In an early move to support the strategy, Indonesia plans to make the co-firing of biomass in power stations mandatory as part of its efforts to phase out coal-fired power plants, which account for more than 60% of its electricity supplies.  “This co-firing programme is an intermediate solution as we determine how to phase out coal power plants,” Chrisnawan Anditya, a renewable energy director at the Energy and Mineral Resources Ministry, told an online seminar.  He said the government is preparing a regulation to implement the mandatory co-firing, which would apply to state electricity utility PT Perusahaan Listrik Negara (PLN) as well as independent power producers.  The timing and other details, such as the ratio of biomass used in co-firing, were not disclosed by Chrisnawan.  PLN has said it is planning to gradually retire its coal-fired power plants as part of its ambition to reach carbon neutrality by 2060.  The state power company plans to start co-firing at 52 of its biggest coal-fired power plants and has estimated it could replace 9Mt of coal per year with biomass.

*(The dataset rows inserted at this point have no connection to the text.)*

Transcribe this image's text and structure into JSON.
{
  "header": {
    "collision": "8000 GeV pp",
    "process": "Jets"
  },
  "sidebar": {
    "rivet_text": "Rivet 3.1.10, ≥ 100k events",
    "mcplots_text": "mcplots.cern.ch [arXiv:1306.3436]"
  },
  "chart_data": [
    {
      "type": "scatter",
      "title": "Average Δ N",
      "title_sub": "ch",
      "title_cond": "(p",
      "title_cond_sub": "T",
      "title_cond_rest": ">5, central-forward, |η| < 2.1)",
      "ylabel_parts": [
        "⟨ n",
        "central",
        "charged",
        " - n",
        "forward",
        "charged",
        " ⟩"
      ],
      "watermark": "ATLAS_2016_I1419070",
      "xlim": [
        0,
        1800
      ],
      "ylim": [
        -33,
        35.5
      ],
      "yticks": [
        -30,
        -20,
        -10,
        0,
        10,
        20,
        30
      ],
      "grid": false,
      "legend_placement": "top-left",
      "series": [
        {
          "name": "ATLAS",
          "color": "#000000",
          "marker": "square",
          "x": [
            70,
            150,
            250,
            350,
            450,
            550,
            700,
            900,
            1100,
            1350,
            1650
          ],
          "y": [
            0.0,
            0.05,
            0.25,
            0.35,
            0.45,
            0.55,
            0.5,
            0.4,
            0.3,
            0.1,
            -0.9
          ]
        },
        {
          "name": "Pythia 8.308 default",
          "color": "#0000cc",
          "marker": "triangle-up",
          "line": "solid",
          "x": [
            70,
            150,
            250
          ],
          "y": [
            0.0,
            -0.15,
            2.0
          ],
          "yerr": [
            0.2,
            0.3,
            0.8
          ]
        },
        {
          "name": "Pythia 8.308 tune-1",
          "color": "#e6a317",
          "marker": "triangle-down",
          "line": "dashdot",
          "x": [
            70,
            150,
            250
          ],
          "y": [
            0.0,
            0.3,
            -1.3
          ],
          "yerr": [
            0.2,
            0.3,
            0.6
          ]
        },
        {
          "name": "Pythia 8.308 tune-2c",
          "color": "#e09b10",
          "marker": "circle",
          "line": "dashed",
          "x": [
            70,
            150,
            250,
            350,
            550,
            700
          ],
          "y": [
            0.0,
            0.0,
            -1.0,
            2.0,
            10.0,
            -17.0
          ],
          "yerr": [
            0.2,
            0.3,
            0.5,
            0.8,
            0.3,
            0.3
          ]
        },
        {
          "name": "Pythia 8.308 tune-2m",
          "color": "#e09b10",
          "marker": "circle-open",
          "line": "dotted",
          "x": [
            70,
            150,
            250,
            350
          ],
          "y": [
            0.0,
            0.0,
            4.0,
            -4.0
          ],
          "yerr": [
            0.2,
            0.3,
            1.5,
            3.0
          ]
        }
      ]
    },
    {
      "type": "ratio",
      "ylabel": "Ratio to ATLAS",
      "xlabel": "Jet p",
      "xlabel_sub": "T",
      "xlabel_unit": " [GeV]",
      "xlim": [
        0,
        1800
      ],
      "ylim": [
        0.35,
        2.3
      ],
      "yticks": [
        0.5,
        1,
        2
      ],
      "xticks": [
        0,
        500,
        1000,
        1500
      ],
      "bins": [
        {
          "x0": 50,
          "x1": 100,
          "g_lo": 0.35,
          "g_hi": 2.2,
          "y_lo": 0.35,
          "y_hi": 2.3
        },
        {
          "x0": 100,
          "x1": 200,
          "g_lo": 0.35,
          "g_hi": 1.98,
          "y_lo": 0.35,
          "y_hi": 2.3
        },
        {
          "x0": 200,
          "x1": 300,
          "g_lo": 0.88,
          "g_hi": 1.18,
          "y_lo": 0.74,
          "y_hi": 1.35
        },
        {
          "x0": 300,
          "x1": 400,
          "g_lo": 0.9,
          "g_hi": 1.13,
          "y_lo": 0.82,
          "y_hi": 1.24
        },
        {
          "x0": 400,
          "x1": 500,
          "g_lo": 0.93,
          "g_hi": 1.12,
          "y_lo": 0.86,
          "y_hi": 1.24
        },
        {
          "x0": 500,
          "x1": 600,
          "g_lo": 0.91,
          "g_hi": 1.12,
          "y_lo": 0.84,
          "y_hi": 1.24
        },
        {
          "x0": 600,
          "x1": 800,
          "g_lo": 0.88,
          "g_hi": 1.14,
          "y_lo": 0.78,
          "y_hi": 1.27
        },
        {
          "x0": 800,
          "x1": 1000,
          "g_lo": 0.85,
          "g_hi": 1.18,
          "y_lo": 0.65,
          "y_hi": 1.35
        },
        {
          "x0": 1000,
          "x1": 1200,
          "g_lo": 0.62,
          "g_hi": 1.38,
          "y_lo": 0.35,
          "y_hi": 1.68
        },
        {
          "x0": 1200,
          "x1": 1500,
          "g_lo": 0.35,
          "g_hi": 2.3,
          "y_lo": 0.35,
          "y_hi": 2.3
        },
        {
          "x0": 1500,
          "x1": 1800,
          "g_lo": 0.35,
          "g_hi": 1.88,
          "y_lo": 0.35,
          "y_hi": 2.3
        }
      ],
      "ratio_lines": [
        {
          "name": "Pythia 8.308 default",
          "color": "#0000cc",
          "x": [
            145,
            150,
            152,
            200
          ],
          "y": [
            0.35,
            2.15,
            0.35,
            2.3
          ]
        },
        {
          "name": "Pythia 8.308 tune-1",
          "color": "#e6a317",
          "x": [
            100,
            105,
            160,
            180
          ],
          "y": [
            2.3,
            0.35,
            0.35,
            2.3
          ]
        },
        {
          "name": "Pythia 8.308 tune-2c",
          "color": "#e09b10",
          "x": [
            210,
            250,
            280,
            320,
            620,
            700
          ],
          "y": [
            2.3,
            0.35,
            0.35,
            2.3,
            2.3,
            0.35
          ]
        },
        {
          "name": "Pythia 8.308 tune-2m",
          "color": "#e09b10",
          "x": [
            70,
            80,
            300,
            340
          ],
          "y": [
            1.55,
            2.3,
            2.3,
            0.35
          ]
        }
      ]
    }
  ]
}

This potential reduction in coal demand, coupled with reduced demand from international markets, has resulted in the Indonesian government looking at ‘coal-to-chemicals’ conversion as alternative use of its indigenous fossil fuel reserves.  As noted previously by IFRF,  Indonesia’s government is aiming to produce dimethyl ether from coal, and state-owned coal company Bukit Asam is working with Air Products and Chemicals Inc to develop a 1.4Mt/year coal gasification plant to be operation by 2024, at a cost of US$2 billion (€1.75 billion).  The Institute for Energy Economics and Financial Analysis has estimated that the cost per tonne of dimethyl ether will come out at around US$470/tonne (€392/tonne), almost twice what Indonesia pays for LNG imports.